Obama's job plan has been leaked and is underwhelming as usual. Totaling $300 billion including absolutely useless tax cuts, it is approximately a fourth the size needed to reduce unemployment. Republicans have already stated that they would oppose it so quick action is not going to happen. At this point, the recession will be at least 10 to 12 months long. The closer action occurs to the election, the longer the recession.
Wrapping It Up
Based on the above, a reasonable, but certainly wrong in the details, estimate of the drop in the market from a recession in the current environment of flat or declining deficits and loose monetary policy is:
- PE10 range down to 12 – based the recessions of 1937 and 2007, where monetary policy seems to have helped halt the decline.
- Profits down by 37% to 54% -- based on the recessions of 1937, 1991, and 2001 which seems to cover the range of negatives where government policy is implemented in the likely timeframe.
- S&P500 Down 40% from recent high to 820 -- basically in line with profit declines (though timing is different,) as the market anticipates turnaround at first announcement of expansive government policy.
- The market decline will be spread over a 10 to 12 month period -- this is approximately the same length as the recession. Note that we started the decline in April so this is the fourth month. The bottom should be February to April if there is some sort of real government action around this time. This is probably stimulus but there are other actions that could result in a market bottom.
- Continued perverse government action will make the recession and stock drop much worse than anticipated. The economy is relatively weaker than it was when it entered the recession of 1937 so the stock drop could exceed the 45% of 1937-38 unless corrective action is taken.

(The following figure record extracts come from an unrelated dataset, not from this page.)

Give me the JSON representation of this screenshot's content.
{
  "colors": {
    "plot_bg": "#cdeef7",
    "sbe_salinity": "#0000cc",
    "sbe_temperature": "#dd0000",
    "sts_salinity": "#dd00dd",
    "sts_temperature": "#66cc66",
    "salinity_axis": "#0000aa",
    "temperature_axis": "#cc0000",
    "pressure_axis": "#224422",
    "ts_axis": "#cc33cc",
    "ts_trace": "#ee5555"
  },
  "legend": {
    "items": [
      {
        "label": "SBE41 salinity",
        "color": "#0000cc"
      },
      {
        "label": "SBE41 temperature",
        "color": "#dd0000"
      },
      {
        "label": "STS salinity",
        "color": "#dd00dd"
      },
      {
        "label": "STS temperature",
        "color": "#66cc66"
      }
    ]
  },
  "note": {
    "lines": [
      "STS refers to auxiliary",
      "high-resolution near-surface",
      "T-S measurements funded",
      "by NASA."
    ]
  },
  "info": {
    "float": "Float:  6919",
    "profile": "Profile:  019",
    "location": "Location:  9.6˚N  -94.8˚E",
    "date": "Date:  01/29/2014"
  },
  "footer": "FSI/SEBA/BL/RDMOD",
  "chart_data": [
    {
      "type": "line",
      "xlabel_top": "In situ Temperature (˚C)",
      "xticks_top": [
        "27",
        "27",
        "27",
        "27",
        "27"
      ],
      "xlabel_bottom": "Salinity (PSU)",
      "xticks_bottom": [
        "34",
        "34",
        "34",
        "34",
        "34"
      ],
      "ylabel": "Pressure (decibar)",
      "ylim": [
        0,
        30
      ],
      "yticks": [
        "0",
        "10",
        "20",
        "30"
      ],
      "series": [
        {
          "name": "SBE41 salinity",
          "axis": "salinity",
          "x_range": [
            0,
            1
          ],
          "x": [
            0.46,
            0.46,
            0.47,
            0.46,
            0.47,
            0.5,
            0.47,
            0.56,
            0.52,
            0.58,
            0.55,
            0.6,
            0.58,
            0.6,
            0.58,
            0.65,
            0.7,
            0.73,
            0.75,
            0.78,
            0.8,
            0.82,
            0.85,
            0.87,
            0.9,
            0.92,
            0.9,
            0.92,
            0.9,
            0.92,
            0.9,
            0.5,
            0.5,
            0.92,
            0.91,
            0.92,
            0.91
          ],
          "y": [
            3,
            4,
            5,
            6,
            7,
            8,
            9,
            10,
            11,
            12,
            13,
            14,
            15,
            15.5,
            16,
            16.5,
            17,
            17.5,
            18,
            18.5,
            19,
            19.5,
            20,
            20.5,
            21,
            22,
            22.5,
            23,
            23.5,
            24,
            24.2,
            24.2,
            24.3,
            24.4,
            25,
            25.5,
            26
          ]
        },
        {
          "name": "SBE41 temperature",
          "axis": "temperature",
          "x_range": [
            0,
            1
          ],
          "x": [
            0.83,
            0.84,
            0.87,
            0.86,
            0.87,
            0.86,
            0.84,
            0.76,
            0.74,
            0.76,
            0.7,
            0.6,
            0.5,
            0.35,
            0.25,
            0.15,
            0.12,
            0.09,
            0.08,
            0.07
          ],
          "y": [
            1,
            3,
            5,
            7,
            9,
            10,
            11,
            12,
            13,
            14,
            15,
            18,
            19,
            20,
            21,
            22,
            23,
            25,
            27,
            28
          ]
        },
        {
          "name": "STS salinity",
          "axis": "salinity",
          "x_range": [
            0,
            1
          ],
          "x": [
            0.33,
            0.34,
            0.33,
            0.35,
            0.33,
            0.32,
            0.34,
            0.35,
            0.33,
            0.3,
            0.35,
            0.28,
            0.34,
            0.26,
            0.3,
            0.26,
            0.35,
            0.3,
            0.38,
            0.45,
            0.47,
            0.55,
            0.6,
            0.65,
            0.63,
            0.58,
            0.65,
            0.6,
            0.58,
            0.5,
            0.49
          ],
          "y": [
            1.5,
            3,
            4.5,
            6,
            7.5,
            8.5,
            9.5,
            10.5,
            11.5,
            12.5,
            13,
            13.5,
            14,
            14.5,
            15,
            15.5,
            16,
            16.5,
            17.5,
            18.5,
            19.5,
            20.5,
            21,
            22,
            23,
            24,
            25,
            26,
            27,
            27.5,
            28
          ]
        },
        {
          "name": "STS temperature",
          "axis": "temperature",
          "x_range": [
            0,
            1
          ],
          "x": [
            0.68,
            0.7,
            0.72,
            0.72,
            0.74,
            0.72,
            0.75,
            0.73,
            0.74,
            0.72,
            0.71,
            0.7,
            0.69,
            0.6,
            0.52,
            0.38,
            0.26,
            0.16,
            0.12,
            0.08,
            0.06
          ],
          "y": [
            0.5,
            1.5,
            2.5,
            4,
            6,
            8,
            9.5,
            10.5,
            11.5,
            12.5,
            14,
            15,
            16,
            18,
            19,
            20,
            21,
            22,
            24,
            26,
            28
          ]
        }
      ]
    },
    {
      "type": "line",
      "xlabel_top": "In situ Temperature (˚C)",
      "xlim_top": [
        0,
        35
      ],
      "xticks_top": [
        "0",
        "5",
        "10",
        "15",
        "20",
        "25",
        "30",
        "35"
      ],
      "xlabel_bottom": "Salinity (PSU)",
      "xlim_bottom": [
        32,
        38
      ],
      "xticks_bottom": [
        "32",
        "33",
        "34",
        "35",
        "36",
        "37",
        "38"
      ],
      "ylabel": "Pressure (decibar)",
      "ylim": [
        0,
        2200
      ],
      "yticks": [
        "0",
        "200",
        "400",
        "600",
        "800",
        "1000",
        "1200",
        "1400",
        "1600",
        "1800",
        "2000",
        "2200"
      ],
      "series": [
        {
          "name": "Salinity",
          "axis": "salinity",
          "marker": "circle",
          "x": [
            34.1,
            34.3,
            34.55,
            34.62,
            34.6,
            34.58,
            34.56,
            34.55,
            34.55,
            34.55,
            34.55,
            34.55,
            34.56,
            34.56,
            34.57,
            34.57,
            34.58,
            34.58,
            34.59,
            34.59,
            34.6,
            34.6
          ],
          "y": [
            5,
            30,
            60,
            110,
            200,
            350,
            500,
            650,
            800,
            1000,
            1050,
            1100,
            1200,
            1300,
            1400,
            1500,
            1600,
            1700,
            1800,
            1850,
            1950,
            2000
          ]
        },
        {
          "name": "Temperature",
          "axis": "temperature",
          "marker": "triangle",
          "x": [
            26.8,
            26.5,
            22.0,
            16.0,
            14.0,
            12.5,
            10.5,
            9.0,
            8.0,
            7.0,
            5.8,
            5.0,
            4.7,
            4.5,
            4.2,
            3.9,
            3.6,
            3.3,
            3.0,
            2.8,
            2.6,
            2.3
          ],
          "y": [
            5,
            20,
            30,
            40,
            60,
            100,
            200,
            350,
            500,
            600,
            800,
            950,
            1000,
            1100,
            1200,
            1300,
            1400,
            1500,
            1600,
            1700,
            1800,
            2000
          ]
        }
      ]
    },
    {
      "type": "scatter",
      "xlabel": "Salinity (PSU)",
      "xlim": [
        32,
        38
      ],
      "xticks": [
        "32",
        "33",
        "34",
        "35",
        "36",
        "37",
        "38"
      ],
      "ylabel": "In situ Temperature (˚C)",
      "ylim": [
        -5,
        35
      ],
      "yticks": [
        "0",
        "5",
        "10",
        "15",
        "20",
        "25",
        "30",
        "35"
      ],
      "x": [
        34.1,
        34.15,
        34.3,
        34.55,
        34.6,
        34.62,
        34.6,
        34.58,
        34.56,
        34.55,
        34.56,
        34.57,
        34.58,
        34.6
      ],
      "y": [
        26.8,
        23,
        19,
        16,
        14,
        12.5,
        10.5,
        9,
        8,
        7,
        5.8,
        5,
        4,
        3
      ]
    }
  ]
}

- A worldwide recession might/would force Greek default which would probably ignite another financial crisis, crushing financial stocks.
Perhaps I'm too negative. Many feel that the bad news will simply make the Fed act faster and save the economy with monetary policy. What worries me about this is that some facts are being ignored:
- The Fed cfhairman has unequivocally stated that "most of the economic policies that support robust economic growth in the long run are outside the province of the central bank."
- The Japan experience has shown that quantitative easing will not reverse a declining economy, though it may give a temporary rally.
If you are still expecting a significant rise in the market from current levels, you are probably going to be disappointed. Only QE 3 is likely to move the market upward significantly and the lack economic growth means that this will be temporary. The market has a bad habit of discounting news well in advance so we may have already experienced the QE3 rally.
Prudent investors will be totally defensive until some sign that government is taking an active role in fighting the coming recession. Preservation of capital is the name of the game until trends get clearer.
Disclosure: I have no positions in any stocks mentioned, and no plans to initiate any positions within the next 72 hours.